Si tu n'aimes pas te triturer un temps soit peu la tête, lire ou voir des trucs bizarres, laisse tomber, ce blog n'est pas pour toi. Si tu aimes les sites
spectaculaires qui vont à toute blinde, genre mini clip caméra aux poignées, les machins plein de pub, et les dernières nouvelles "people', lâche l'affaire tu vas t'emmerder!
Pour les autres, ceux qui savent s'ennuyer, ceux qui rêvent d'échafauds en fumant leur houka, ils se reconnaîtront, monstres délicats, - Hypocrites blogueurs, - mes
semblables, - mes frères !
Ce blog est pour vous.
Introduction
Le titre est emprunté à l'une des gravures les plus célèbres de Goya. Il s'est révélé comme une évidence lors de ma visite à l'exposition du Petit Palais
(Paris) consacrée à l'oeuvre gravée du grand maître espagnol.
La planche numéro 43 des Caprichios devait servir à l'origine de frontispice à son recueil de gravures. Elle a été reléguée au milieu de l'ouvrage
annonçant, après les 42 planches consacrées à la satire sociale, le thème de la sorcellerie. C'est l'absence de pensées lucides qui est la source de toutes superstitions. Elle inspirera bon
nombre d'artistes, de poètes et de philosophes à commencer par G. de Nerval ou C. Baudelaire.
"La fantaisie abandonnée de la raison engendre des monstres impossibles; unie à elle, c'est la mère des arts et l'origine de leurs merveilles". Francisco Goya
y Lucientes Pintor
Le sommeil de la raison engendre des monstres
Gravure en 5 états, pointe sèche sur rhénalon
format papier 352 X 357 mm, plaque 292 X 297 mm
les 5 premiers états sont édités à 2 exemplaires, le n°5 est édité à 8 exemplaires.
1er état:
un simple croquis de mon visage. J'ai choisi une posture de lassitude, de demi-repos, d'abattement. L'attitude que l'on peut avoir quand on est spectateur immobile, assis sur une chaise, accoudé
à une table, en cours, lors d'une réunion qui se prolonge ou d'un repas arrosé bien tardif...
2ème état:
Installer le visage dans la plaque, rajouter quelques détails, des valeurs, détailler la chevelure... rien d'extraordinaire.

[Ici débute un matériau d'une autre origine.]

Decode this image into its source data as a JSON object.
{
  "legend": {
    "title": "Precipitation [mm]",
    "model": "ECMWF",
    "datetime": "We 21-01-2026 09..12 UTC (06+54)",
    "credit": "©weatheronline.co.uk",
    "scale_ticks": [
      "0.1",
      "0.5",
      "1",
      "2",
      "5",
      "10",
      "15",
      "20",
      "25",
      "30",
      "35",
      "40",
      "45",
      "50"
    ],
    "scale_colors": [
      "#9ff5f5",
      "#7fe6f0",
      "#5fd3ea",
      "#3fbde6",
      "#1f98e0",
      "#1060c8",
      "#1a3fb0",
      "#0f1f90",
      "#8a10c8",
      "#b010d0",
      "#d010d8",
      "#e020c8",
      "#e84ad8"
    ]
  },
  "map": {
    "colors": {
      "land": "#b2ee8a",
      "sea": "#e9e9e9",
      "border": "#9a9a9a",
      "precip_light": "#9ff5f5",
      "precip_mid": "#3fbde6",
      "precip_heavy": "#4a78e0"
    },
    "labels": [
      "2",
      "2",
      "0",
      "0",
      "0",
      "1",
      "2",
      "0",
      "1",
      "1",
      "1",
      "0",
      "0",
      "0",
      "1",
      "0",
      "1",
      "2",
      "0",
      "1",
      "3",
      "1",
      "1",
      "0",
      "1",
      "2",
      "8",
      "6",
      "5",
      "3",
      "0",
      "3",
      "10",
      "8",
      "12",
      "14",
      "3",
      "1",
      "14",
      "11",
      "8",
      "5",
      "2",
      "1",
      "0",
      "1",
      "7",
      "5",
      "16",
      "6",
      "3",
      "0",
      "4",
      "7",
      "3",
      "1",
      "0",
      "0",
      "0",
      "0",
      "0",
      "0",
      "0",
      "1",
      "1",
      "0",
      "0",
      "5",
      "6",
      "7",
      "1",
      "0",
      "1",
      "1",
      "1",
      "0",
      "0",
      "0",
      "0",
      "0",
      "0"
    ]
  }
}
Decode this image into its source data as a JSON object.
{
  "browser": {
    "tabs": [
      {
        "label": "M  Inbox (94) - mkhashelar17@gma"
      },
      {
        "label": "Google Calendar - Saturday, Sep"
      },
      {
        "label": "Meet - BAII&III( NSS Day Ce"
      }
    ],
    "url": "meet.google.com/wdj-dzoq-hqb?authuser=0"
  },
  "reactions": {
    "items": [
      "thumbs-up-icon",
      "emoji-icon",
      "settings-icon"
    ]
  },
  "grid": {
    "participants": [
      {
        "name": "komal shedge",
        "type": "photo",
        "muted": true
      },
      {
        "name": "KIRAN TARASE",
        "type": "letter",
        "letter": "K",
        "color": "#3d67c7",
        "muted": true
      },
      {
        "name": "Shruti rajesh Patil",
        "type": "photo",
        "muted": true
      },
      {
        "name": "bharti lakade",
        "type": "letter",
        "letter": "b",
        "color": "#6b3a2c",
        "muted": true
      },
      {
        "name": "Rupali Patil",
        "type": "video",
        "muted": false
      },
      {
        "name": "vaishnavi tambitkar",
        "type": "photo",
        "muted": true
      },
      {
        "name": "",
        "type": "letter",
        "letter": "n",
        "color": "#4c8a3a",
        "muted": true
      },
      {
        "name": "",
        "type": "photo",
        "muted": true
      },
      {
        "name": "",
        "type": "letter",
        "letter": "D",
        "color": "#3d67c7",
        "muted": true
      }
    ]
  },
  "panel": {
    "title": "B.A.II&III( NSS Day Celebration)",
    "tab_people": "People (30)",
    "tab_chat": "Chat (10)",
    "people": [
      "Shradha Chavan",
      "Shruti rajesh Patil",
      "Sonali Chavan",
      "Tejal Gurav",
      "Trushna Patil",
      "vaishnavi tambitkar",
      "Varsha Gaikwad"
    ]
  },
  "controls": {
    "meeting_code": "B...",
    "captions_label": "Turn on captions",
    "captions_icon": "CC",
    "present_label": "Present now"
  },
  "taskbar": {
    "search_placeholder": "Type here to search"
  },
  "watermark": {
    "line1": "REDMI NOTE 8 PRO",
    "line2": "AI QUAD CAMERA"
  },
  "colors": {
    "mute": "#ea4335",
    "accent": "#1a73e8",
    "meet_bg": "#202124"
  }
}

je suis tout à fait conscient que mon dessin d'observation comporte des maladresses. Mon travail n'est qu'une succession de maladresses auxquelles je ne cesse de rajouter des maladresses.
3ème état:
J'ai toujours aimé raconter des histoires! L'observation fait place à l'imagination. Je voulais pour cet état une transformation, mais une transformation légère. Je crois bien y être allé
un peu fort.
4ème état:
L'auto représentation peut être interprétée comme une forme de vanité. Je ne fais que m'inscrire dans une longue tradition vieille de toujours:
de l'application des mains dans les grottes de Lascaux, en passant par les multiples représentations de Rembrandt qui aimait se déguiser, jusqu'à la démarche de Roman Opalka se prenant en photo
tous les jours que dieu fait, ou bien les autofilmages de Pierrick Sorrin, les artistes se sont toujours mis en scène dans le champs de leurs productions.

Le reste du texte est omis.